For many junior professors the issue is where to find more time for scholarship. If the University grants them an additional semester of paid leave time--they currently get one semester--many say that could make the difference for completing the second book, which often determines tenure in the humanities and social sciences.

"As long as the expectation that you need to be a superstar in x amount of time exists, then they need to give us the time," says Assistant Professor of History Eric Arnesen. History Department members recently asked Bok to allow them more paid leave time, a request identical to the one pressed by English faculty at their recent meeting with the president.

But while most faculty--junior and senior--agree that the University should find a way to give more time for junior professors' scholarship, some say that simply giving more time off is the wrong way to go about it.

"I think junior faculty could get more resources for their work at Harvard," says Sorensen. "If there were more resources available to support junior faculty in their research it would help."

Sorensen and some other professors advocate a system which would allow junior faculty to teach half the usual couse load, with half their salary coming from the department and half coming from a dean's fund for junior faculty research.

Other junior faculty say the issue should not be granting more time for scholarship, but reordering priorities. Some faculty say that by giving less importance to teaching and service, the University is selling its students short.

"Teaching is not the priority here, nor working with students," says Assistant Professor of Anthropology Terrence Deacon. "I have spent far more of my time than was healthy for my academic advancement working with students. If I had been more clear what a small role those things play I might have made some different choices."

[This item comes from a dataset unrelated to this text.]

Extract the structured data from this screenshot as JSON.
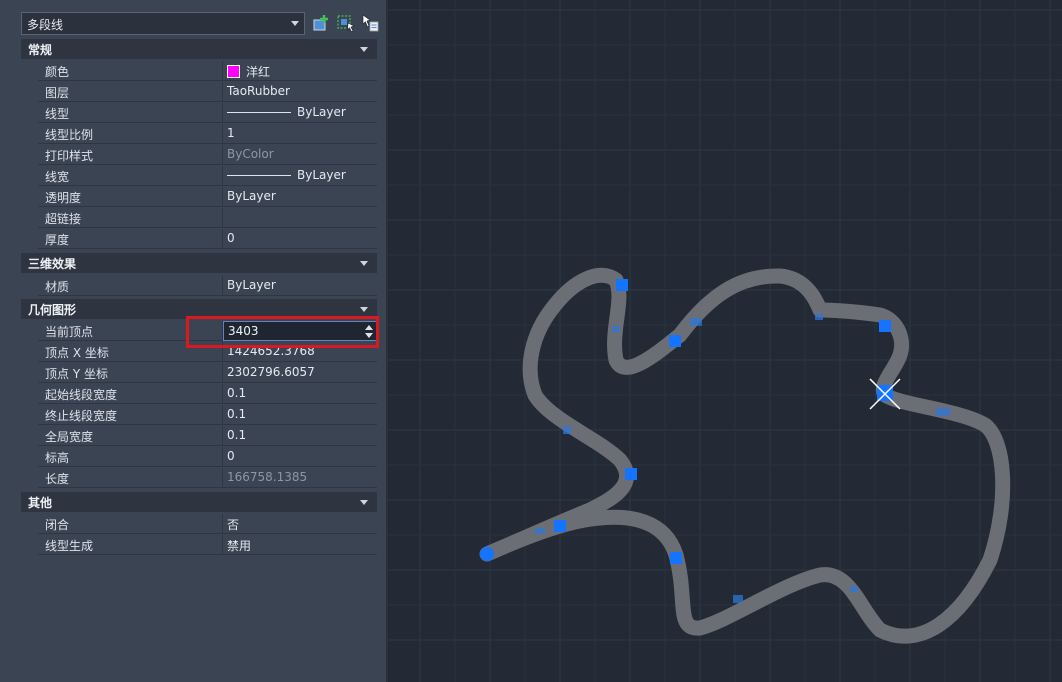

In fact, many junior professors concede that they consciously devote less time to teaching and interaction with students because they know that any efforts they make will not be rewarded.

"You have just built a strong tendency into the system that teaching and students will suffer," Arnesen says.

But despite the complaints, many professors say that department heads have become more sympathetic to the needs of junior members. In particular, they say, more and more senior faculty are being appointed head tutors in an effort to spare junior professors from the time-consuming bureaucratic responsibility.

"I have some sympathy with the arguments," Sorensen says. "I think the departments can organize their workloads differently. Sociology has tried to save junior faculty from taking on the more onerous tasks."

Yet faculty members and administrators say the difficulties of the tenure process are not unique to Harvard; across the Ivy League, they say, university service is not considered during the tenure review.

However, in the larger state schools administrators say they do try to give some weight to junior faculty contributions to teaching and administration.

But despite the arguments for and against university service, many junior professors say the entire tenure system itself must be overhauled. "Part of me is hesitant to say the answer is giving people more time off, because I feel that the structure, standards and process are all wrong," says Nord.

And Jardine adds, "It is clear that the entire tenure process needs to be reviewed, and the relationship between academic excellence and reputation, service to Harvard and the community and teaching needs to be re-examined."

For now, the pace of change is slow for junior faculty. The English Department has promoted only one junior professor in 25 years, the History Department has not made an inside promotion in 10 years and the Sociology Department just made its first internal promotion in six years this spring.